Maka, saya sungguh takjub dengan menjamurnya fenomena percobaan aksi heroisme itu yang diselebrasiksan oleh para ustadz mualaf belakangan ini. Anda bisa cek sendiri ceramah-ceramah itu di mesin pencarian google, betapa para dai mualaf itu tampak berapi-api melegitimasi keyakinan barunya dengan merendahkan keyakinan lamanya.
Teranyar, ada yang mengaku sebagai keturunan kardinal, tapi tak butuh waktu lama dibantah oleh banyak orang. Betapa tidak, bagaimana mungkin seorang kardinal bisa punya keturunan? Nikah saja tidak boleh!!
Terus terang, saya tiada masalah dengan meruahnya para pendakwah mualaf. Juga, kepada para pendakwah yang mengaku baru saja “hijrah”, pada dasarnya saya tiada soal. Sederhana saja, dakwah itu baik dan perlu.
Namun, akan menjadi masalah dan menjadi soal jika tanpa musabab yang mendesak, seorang pendakwah mualaf secara tiba-tiba menggunjing keyakinan lamanya.
Lhoh, bukankah Ja’far bin Abi Thalib juga melakukan hal itu?
Benar!
Tapi, mereka melupakan satu hal, bahwa pengakuan Ja’far terhadap kengerian tradisi jahiliyah itu adalah karena desakan keadaan. Ja’far sedang berdiplomasi, memperjuangkan nasib umat Muslim yang berhijrah.

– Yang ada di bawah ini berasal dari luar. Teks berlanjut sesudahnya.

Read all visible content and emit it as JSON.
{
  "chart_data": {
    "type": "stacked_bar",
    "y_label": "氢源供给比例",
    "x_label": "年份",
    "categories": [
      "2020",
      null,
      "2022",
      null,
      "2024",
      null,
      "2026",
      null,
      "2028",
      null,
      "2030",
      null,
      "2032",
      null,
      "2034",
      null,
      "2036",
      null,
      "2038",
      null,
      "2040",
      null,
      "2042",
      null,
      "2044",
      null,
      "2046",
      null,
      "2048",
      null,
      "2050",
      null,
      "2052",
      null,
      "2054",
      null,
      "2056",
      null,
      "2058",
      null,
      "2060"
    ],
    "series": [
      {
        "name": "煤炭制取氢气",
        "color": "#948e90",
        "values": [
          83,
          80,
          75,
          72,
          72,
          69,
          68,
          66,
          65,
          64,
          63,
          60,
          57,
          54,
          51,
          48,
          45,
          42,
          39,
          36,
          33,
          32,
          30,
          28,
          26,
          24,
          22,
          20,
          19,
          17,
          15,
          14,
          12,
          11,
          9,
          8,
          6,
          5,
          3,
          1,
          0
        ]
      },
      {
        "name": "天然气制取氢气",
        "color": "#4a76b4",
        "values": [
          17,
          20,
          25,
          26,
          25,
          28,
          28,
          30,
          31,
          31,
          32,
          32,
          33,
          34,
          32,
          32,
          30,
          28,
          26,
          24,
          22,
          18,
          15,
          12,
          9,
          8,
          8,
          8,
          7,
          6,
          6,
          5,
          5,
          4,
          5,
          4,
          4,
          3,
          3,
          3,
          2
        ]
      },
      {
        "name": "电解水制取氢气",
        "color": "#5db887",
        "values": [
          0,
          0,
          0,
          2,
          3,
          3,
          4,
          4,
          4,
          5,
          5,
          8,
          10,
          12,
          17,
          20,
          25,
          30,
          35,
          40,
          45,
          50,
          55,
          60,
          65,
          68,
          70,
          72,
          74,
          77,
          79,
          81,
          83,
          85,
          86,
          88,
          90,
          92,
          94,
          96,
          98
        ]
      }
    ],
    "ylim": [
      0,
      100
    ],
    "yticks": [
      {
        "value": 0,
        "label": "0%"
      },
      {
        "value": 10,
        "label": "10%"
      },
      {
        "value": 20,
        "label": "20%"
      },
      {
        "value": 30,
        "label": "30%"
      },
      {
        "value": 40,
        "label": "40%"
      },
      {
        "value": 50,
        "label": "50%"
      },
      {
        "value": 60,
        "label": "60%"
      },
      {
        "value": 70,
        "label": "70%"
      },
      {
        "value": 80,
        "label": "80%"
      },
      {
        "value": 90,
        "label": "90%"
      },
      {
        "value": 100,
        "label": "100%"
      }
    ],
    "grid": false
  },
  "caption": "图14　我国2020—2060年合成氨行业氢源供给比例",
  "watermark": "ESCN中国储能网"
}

Sebaliknya, atas dasar apa para ustadz mualaf itu menggunjing keyakinan yang ia peluk sebelumnya, yang pada dasarnya keyakinan itu sebetulnya juga diafirmasi keberadaannya oleh al-Quran?
Menarik rasa simpatik umat, barangkali itulah kata kuncinya. Ya, para pendakwah mualaf itu tidak punya materi untuk didakwahkan, sehingga yang memungkinkan dibagi kepada umat adalah mencacat keyakinan sebelumnya.
Di titik ini, semangat dakwah yang mestinya berorientasi pada mencerdaskan kehidupan umat jadi kehilangan ruhnya. Akibatnya, dakwah kebencian pun menjadi niscaya. Umat dijejali permusuhan, umat diajak arogan menang-menangan.
Sekali lagi, tiada masalah bagi siapapun untuk berdakwah, sekalipun itu adalah seorang yang baru merayakan “hijrah” atau bahkan mualaf. Hanya saja, yang mendesak buat umat muslim hari ini bukanlah pendakwah, sebab ia telah terlampau melimpah, turah-turah sampai ke bangku cadangan.
Sebaliknya, seperti kata Rumail Abbas, Islam sedang butuh saintis yang banyak, biar tidak ada lagi dokter yang ketika hijrah malah tidak membuka praktik, dan bilang obat segala penyakit ialah habbatus sauda’.